There are many different ways to measure the wealth of a nation, and depending on methodology, answers may vary as to what is the world’s richest country. Since the U.S. has the highest GDP of all nations, at a considerable $18.56 trillion, it is a strong contender, along with China.
However, according to the CIA, IMF and World Bank, in 2016, the world’s richest country also happens to be one of the smallest: Qatar, which is located on the northeastern side of the Arabian peninsula. Qatar has the highest gross domestic product at purchasing power parity (PPP) per capita, meaning the nation’s GDP is the largest relative to the population and the strength of the currency. Under this measurement, the U.S. lags between ninth and thirteenth place.
With a landmass of less than 12,000 square kilometers and a population of 2.7 million people, Qatar boasts an average income of $129,000. Qatar’s success stems from gas and oil reserves, as is the case with other wealthy nations such as Norway. Qatar’s natural gas reserves are third largest in the world, trumped only by Russia and Iran. For this reason, 91% of the nation’s GDP stems from trade, primarily involving oil, and more than 50% of the government’s revenue can be attributed to the fuel sector. In 2016, Qatar sold $9 billion in bonds, the largest Middle East bond issue in history.
With no income tax, Qatar lures wealthy immigrants and expats and continues to grow in both population and wealth. The nation’s success has gained global attention; Qatar was selected to host the soccer world cup in 2022. In response, the government has recently initiated many large infrastructure projects, including sports stadiums and an upgraded light-rail transportation system.

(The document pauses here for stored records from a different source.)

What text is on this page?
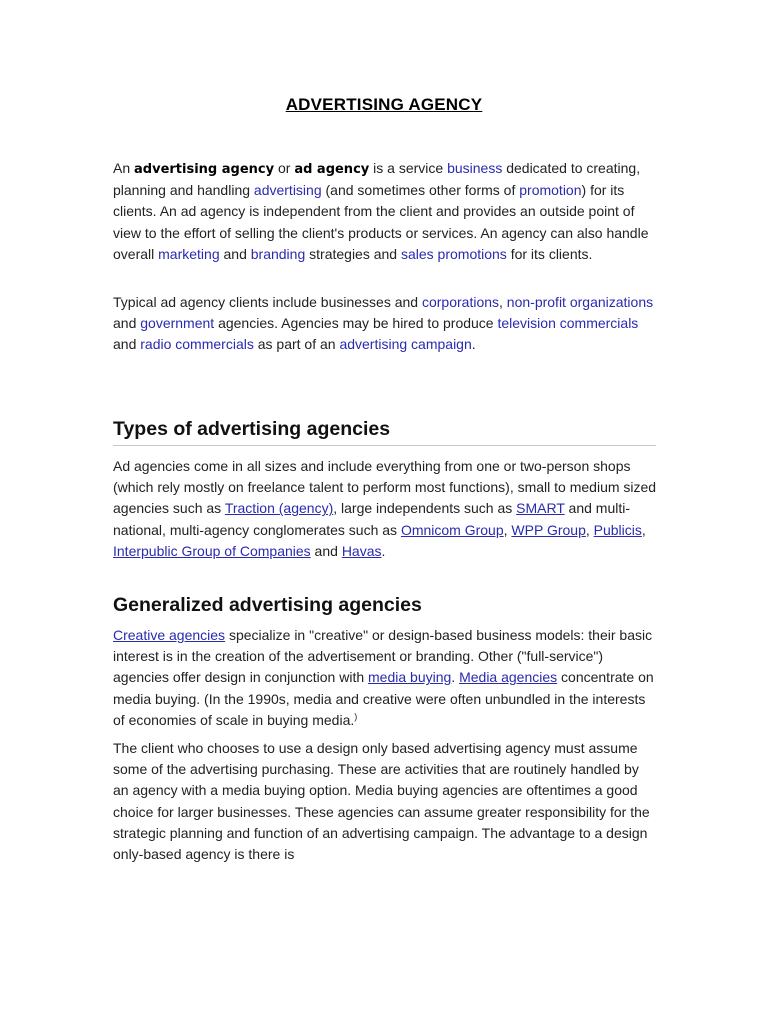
ADVERTISING AGENCY

An advertising agency or ad agency is a service business dedicated to creating, planning and handling advertising (and sometimes other forms of promotion) for its clients. An ad agency is independent from the client and provides an outside point of view to the effort of selling the client's products or services. An agency can also handle overall marketing and branding strategies and sales promotions for its clients.

Typical ad agency clients include businesses and corporations, non-profit organizations and government agencies. Agencies may be hired to produce television commercials and radio commercials as part of an advertising campaign.

Types of advertising agencies

Ad agencies come in all sizes and include everything from one or two-person shops (which rely mostly on freelance talent to perform most functions), small to medium sized agencies such as Traction (agency), large independents such as SMART and multi-national, multi-agency conglomerates such as Omnicom Group, WPP Group, Publicis, Interpublic Group of Companies and Havas.

Generalized advertising agencies

Creative agencies specialize in "creative" or design-based business models: their basic interest is in the creation of the advertisement or branding. Other ("full-service") agencies offer design in conjunction with media buying. Media agencies concentrate on media buying. (In the 1990s, media and creative were often unbundled in the interests of economies of scale in buying media.)

The client who chooses to use a design only based advertising agency must assume some of the advertising purchasing. These are activities that are routinely handled by an agency with a media buying option. Media buying agencies are oftentimes a good choice for larger businesses. These agencies can assume greater responsibility for the strategic planning and function of an advertising campaign. The advantage to a design only-based agency is there is
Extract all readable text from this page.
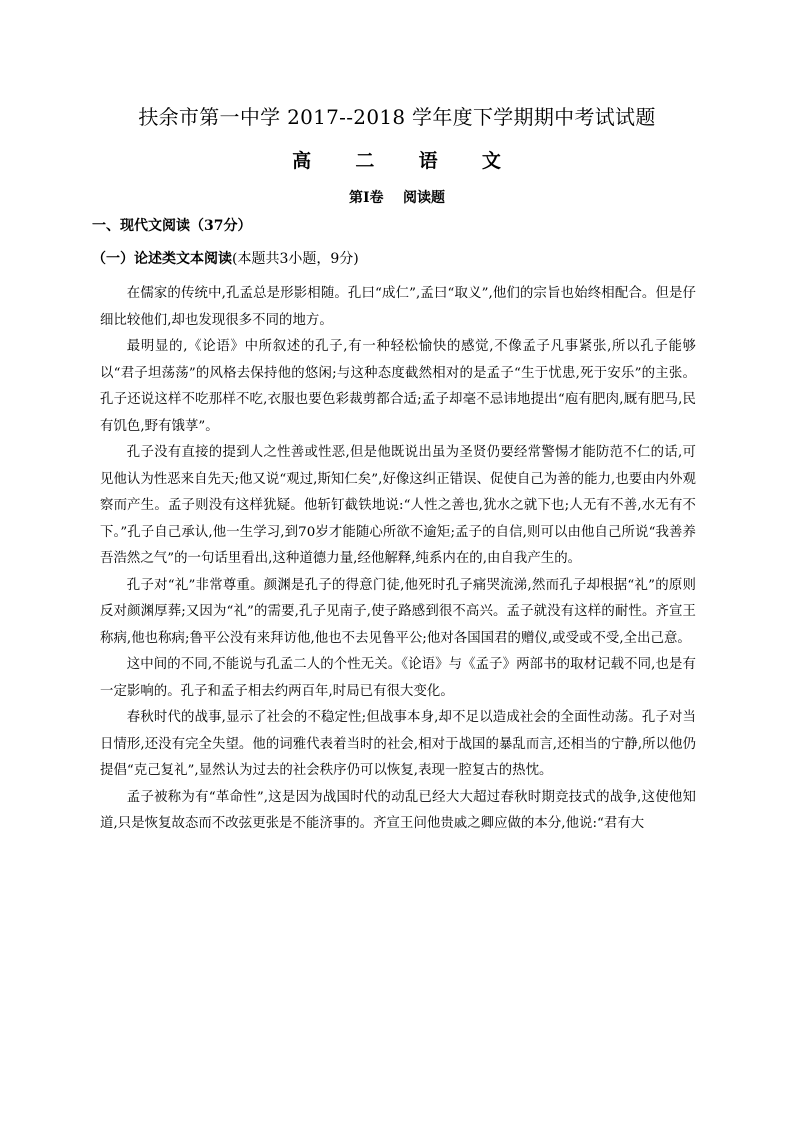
扶余市第一中学 2017--2018 学年度下学期期中考试试题
高  二  语  文
第Ⅰ卷    阅读题
一、现代文阅读（37分）
（一）论述类文本阅读(本题共3小题，9分)

在儒家的传统中,孔孟总是形影相随。孔曰“成仁”,孟曰“取义”,他们的宗旨也始终相配合。但是仔细比较他们,却也发现很多不同的地方。

最明显的,《论语》中所叙述的孔子,有一种轻松愉快的感觉,不像孟子凡事紧张,所以孔子能够以“君子坦荡荡”的风格去保持他的悠闲;与这种态度截然相对的是孟子“生于忧患,死于安乐”的主张。孔子还说这样不吃那样不吃,衣服也要色彩裁剪都合适;孟子却毫不忌讳地提出“庖有肥肉,厩有肥马,民有饥色,野有饿莩”。

孔子没有直接的提到人之性善或性恶,但是他既说出虽为圣贤仍要经常警惕才能防范不仁的话,可见他认为性恶来自先天;他又说“观过,斯知仁矣”,好像这纠正错误、促使自己为善的能力,也要由内外观察而产生。孟子则没有这样犹疑。他斩钉截铁地说:“人性之善也,犹水之就下也;人无有不善,水无有不下。”孔子自己承认,他一生学习,到70岁才能随心所欲不逾矩;孟子的自信,则可以由他自己所说“我善养吾浩然之气”的一句话里看出,这种道德力量,经他解释,纯系内在的,由自我产生的。

孔子对“礼”非常尊重。颜渊是孔子的得意门徒,他死时孔子痛哭流涕,然而孔子却根据“礼”的原则反对颜渊厚葬;又因为“礼”的需要,孔子见南子,使子路感到很不高兴。孟子就没有这样的耐性。齐宣王称病,他也称病;鲁平公没有来拜访他,他也不去见鲁平公;他对各国国君的赠仪,或受或不受,全出己意。

这中间的不同,不能说与孔孟二人的个性无关。《论语》与《孟子》两部书的取材记载不同,也是有一定影响的。孔子和孟子相去约两百年,时局已有很大变化。

春秋时代的战事,显示了社会的不稳定性;但战事本身,却不足以造成社会的全面性动荡。孔子对当日情形,还没有完全失望。他的词雅代表着当时的社会,相对于战国的暴乱而言,还相当的宁静,所以他仍提倡“克己复礼”,显然认为过去的社会秩序仍可以恢复,表现一腔复古的热忱。

孟子被称为有“革命性”,这是因为战国时代的动乱已经大大超过春秋时期竞技式的战争,这使他知道,只是恢复故态而不改弦更张是不能济事的。齐宣王问他贵戚之卿应做的本分,他说:“君有大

Despite owning such vast wealth, Qatar is often criticized for being behind on education, refusing to acknowledge women’s rights and having affiliations with radical Islam. There exists a significant disparity in the quality of life between the rich and the poor classes, and infrastructure is limited in poorer regions. Ironically, even the world’s richest country must continue to focus on developing and improving the overall quality of life for citizens.